As Stanley Cavell points out in The World Viewed, cinema is simultaneously a hiding place which absolves us from the moral responsibility that the outside world (the world outside the cinema theatre), engages us in, and the very place which informs our moral reasoning about that outside world. Cinema, in its symbolically voyeuristic darkened room (darkening the world outside and creating a new world inside to escape to), has primed audiences into accepting an idealistic totality that resolves its own problems.
This tension is at the heart of Funny Games. For Haneke, movies are preoccupied with hiding (their artifice, their technical manipulations), and wherever there is hiding, things must be held suspect. Thus, Haneke wants us to meet head-on the way we participate in the world that we view in the cinema theatre or on our TV screens. He does this in two specific ways. Firstly, he deploys a modernist reflexivity that allows the spectator an enhanced position of knowledge about the cinematic medium, and secondly, and far more abruptly, he takes a direct and aggressive approach towards the spectator, which attempts, as he so bluntly puts it to “rape the viewer into autonomy” – by confronting them directly with their own complicity in the illusion of cinematic production as an escapist entertainment.
Haneke draws on our familiarity with generic conventions in certain paradigmatic scenarios from suspense thrillers. Both the form and the content of the film play on this familiarity. By twisting those generic markers out of shape, Haneke provides a paradigm shift in that the expectations of the spectator become far more confused than they would be in the conventional stereotypes of any genre film. One of the ways in which Funny Games provokes an alternative emotional response to that arising from the use of generic conventions is by subverting the pleasure of thrill; by frustrating the moment of catharsis and replacing it with an aesthetic of consequence and a concomitant experience of discomfort, making the spectator aware of the suffering that results from the violence that the suspense thriller inevitably displays.

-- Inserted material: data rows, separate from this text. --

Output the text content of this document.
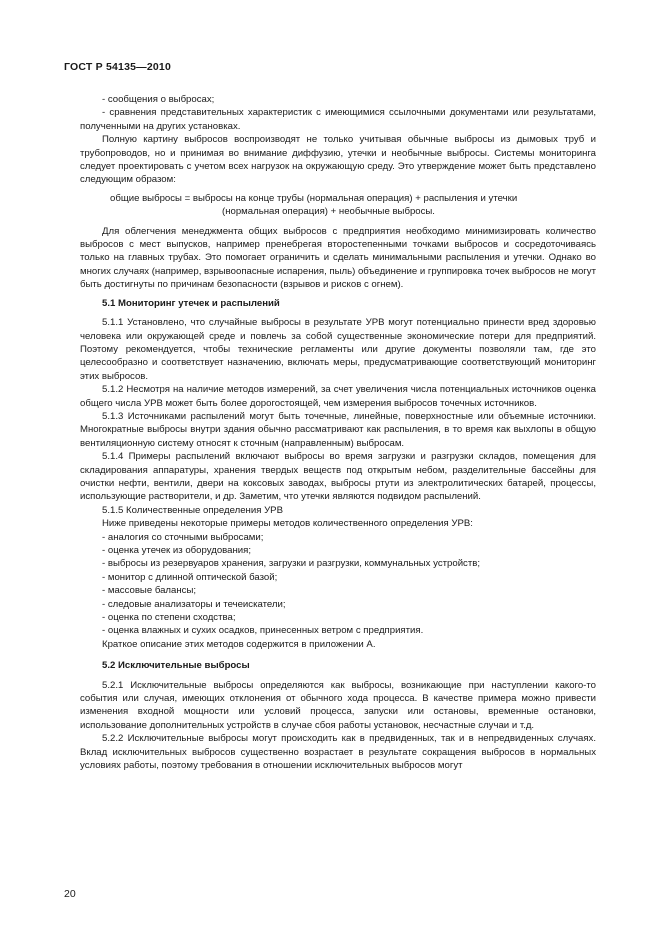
ГОСТ Р 54135—2010

- сообщения о выбросах;

- сравнения представительных характеристик с имеющимися ссылочными документами или результатами, полученными на других установках.

Полную картину выбросов воспроизводят не только учитывая обычные выбросы из дымовых труб и трубопроводов, но и принимая во внимание диффузию, утечки и необычные выбросы. Системы мониторинга следует проектировать с учетом всех нагрузок на окружающую среду. Это утверждение может быть представлено следующим образом:

общие выбросы = выбросы на конце трубы (нормальная операция) + распыления и утечки
(нормальная операция) + необычные выбросы.

Для облегчения менеджмента общих выбросов с предприятия необходимо минимизировать количество выбросов с мест выпусков, например пренебрегая второстепенными точками выбросов и сосредоточиваясь только на главных трубах. Это помогает ограничить и сделать минимальными распыления и утечки. Однако во многих случаях (например, взрывоопасные испарения, пыль) объединение и группировка точек выбросов не могут быть достигнуты по причинам безопасности (взрывов и рисков с огнем).

5.1 Мониторинг утечек и распылений

5.1.1 Установлено, что случайные выбросы в результате УРВ могут потенциально принести вред здоровью человека или окружающей среде и повлечь за собой существенные экономические потери для предприятий. Поэтому рекомендуется, чтобы технические регламенты или другие документы позволяли там, где это целесообразно и соответствует назначению, включать меры, предусматривающие соответствующий мониторинг этих выбросов.

5.1.2 Несмотря на наличие методов измерений, за счет увеличения числа потенциальных источников оценка общего числа УРВ может быть более дорогостоящей, чем измерения выбросов точечных источников.

5.1.3 Источниками распылений могут быть точечные, линейные, поверхностные или объемные источники. Многократные выбросы внутри здания обычно рассматривают как распыления, в то время как выхлопы в общую вентиляционную систему относят к сточным (направленным) выбросам.

5.1.4 Примеры распылений включают выбросы во время загрузки и разгрузки складов, помещения для складирования аппаратуры, хранения твердых веществ под открытым небом, разделительные бассейны для очистки нефти, вентили, двери на коксовых заводах, выбросы ртути из электролитических батарей, процессы, использующие растворители, и др. Заметим, что утечки являются подвидом распылений.

5.1.5 Количественные определения УРВ

Ниже приведены некоторые примеры методов количественного определения УРВ:

- аналогия со сточными выбросами;

- оценка утечек из оборудования;

- выбросы из резервуаров хранения, загрузки и разгрузки, коммунальных устройств;

- монитор с длинной оптической базой;

- массовые балансы;

- следовые анализаторы и течеискатели;

- оценка по степени сходства;

- оценка влажных и сухих осадков, принесенных ветром с предприятия.

Краткое описание этих методов содержится в приложении А.

5.2 Исключительные выбросы

5.2.1 Исключительные выбросы определяются как выбросы, возникающие при наступлении какого-то события или случая, имеющих отклонения от обычного хода процесса. В качестве примера можно привести изменения входной мощности или условий процесса, запуски или остановы, временные остановки, использование дополнительных устройств в случае сбоя работы установок, несчастные случаи и т.д.

5.2.2 Исключительные выбросы могут происходить как в предвиденных, так и в непредвиденных случаях. Вклад исключительных выбросов существенно возрастает в результате сокращения выбросов в нормальных условиях работы, поэтому требования в отношении исключительных выбросов могут

20
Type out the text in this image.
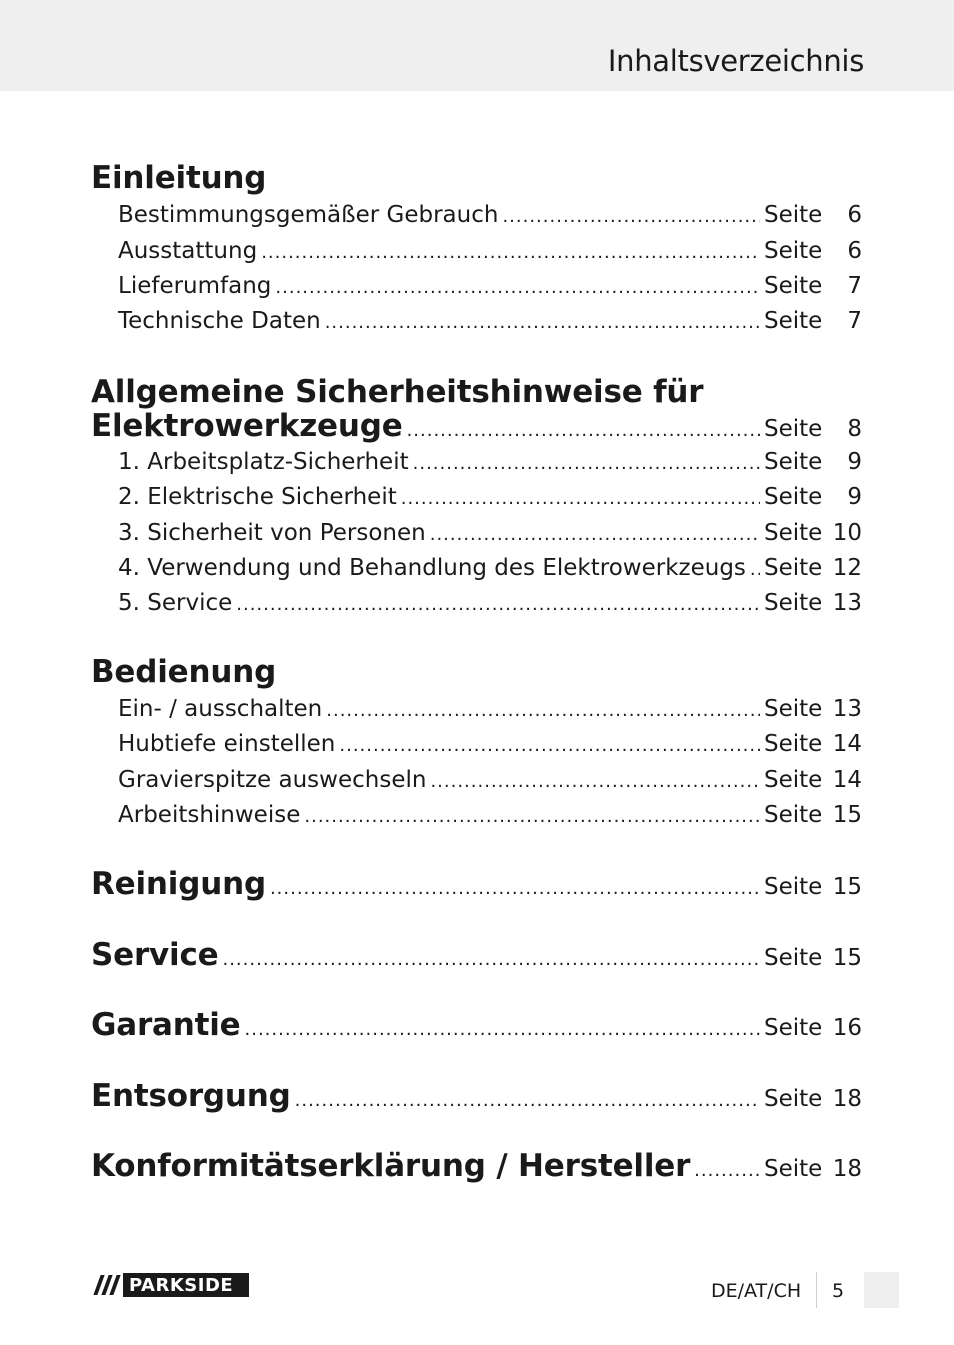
Inhaltsverzeichnis
Einleitung
Bestimmungsgemäßer Gebrauch .....	Seite	6
Ausstattung .....	Seite	6
Lieferumfang .....	Seite	7
Technische Daten .....	Seite	7
Allgemeine Sicherheitshinweise für
Elektrowerkzeuge .....	Seite	8
1. Arbeitsplatz-Sicherheit .....	Seite	9
2. Elektrische Sicherheit .....	Seite	9
3. Sicherheit von Personen .....	Seite 10
4. Verwendung und Behandlung des Elektrowerkzeugs ..... Seite 12
5. Service .....	Seite 13
Bedienung
Ein- / ausschalten .....	Seite 13
Hubtiefe einstellen .....	Seite 14
Gravierspitze auswechseln .....	Seite 14
Arbeitshinweise .....	Seite 15
Reinigung .....	Seite 15
Service .....	Seite 15
Garantie .....	Seite 16
Entsorgung .....	Seite 18
Konformitätserklärung / Hersteller .....	Seite 18
PARKSIDE	DE/AT/CH 5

As a result of this discomfort not only is the spectator confronted with the realisation of his or her status as a voyeur, but also with a question that dominates ethical inquiry, and particularly Kantian ethics, “What ought I to do?” More specifically, in Funny Games the spectator finds themself watching scenes that prompt the question, “Ought I to be watching this?” In considering this, the spectator finds themself engaged in a process of moral deliberation.